What do you think about just drinking plain wine? Just wine and water?

— I taste a lot professionally. And when I do, water serves a purely utilitarian purpose for me. Also here I can say that I love olive oil. Give me some wine, good bread and olive oil, and just leave me be for two or three days. I’ll be completely happy!

 

Does this have to be a special kind of wine?

— No. It can be a simple wine, one that might get called «fair.»

 

Chilean, for instance.

— It can be, but not just any of them. Otherwise, that would mean a carte blanche. The place of origin and grape variety don’t so much matter, the most important thing is that the wine was made with honor.

 

What is the role of independent specialists in the wine industry? Isn’t it an issue that many wine critics, sommeliers, and tasters depend on wine corporations?

— I don’t believe in independence. I understand this idea as «earnestly objective.» It might be the case that you’re not affiliated with any corporation and don’t depend on one, but when you stand in the way of a company, they may try to buy or compromise you.
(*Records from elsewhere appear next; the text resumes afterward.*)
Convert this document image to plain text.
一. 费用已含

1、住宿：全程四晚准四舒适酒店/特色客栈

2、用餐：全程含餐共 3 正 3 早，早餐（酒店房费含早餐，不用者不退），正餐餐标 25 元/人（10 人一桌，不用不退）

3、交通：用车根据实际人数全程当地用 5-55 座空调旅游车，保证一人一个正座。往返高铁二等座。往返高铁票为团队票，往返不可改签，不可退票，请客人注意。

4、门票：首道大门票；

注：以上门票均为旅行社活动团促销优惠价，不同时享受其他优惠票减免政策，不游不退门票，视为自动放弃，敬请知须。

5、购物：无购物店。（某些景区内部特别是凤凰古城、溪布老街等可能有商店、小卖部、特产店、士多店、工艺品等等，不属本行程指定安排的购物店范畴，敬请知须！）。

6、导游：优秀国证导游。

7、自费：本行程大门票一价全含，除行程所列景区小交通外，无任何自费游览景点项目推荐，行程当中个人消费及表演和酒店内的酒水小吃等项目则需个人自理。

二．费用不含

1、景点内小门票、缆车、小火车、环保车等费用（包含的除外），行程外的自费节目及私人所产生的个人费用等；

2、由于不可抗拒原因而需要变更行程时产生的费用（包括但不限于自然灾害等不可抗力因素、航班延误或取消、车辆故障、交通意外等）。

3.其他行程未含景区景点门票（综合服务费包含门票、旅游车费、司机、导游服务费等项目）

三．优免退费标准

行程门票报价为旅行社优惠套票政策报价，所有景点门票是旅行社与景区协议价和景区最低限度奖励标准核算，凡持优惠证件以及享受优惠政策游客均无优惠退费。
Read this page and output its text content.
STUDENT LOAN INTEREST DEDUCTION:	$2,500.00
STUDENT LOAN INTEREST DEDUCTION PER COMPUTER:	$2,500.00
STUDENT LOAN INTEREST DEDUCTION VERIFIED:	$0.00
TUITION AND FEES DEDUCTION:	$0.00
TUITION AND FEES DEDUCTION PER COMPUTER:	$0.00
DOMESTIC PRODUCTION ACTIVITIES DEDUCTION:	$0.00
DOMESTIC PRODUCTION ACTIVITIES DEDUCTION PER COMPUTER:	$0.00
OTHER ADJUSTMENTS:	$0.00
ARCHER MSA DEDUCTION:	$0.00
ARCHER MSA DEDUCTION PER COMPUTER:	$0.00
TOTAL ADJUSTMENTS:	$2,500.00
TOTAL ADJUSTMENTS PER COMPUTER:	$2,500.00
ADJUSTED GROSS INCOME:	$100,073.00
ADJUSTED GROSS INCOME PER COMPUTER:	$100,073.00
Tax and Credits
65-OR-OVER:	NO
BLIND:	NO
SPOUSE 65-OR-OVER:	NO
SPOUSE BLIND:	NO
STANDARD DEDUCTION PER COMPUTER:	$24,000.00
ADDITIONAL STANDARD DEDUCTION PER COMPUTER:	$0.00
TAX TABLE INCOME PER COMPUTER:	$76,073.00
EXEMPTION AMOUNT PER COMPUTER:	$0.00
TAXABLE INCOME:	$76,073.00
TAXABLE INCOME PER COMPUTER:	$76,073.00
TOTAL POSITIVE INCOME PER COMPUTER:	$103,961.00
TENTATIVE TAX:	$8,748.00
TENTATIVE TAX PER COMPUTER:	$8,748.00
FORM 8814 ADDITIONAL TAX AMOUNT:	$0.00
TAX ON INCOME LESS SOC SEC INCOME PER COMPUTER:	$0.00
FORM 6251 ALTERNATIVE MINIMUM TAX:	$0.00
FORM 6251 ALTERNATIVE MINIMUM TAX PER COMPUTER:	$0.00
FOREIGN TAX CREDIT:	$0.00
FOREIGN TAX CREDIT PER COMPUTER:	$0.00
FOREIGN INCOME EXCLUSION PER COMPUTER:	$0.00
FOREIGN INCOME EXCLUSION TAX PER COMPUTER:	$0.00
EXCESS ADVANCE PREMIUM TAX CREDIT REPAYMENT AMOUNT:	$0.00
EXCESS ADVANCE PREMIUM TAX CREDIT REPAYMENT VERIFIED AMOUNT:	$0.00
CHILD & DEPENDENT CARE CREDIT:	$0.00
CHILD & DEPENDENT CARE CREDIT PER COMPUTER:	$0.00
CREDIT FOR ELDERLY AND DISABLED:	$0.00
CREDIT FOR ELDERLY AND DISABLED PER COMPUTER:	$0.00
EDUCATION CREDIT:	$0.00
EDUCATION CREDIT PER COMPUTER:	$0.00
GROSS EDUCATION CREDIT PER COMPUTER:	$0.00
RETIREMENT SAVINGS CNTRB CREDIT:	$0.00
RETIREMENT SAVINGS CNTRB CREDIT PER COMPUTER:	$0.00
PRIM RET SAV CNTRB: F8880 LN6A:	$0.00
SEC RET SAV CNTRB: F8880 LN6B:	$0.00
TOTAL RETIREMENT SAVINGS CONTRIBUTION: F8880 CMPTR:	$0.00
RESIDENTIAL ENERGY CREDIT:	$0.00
If you are very strong… Like Robert Parker, for example. Everyone knows that he never accepts bribes. But Parker ended up becoming a dragon himself! Do you remember the movie «To Kill a Dragon»? The commercial success or failure of a business can depend on his words. That’s why I’m always for maximum objectivity.

 

Is self-understanding possible through food and drink?

— It is. Because it can help a person reach a certain state of tranquility and spiritual balance. Only then can you have an honest conversation with yourself.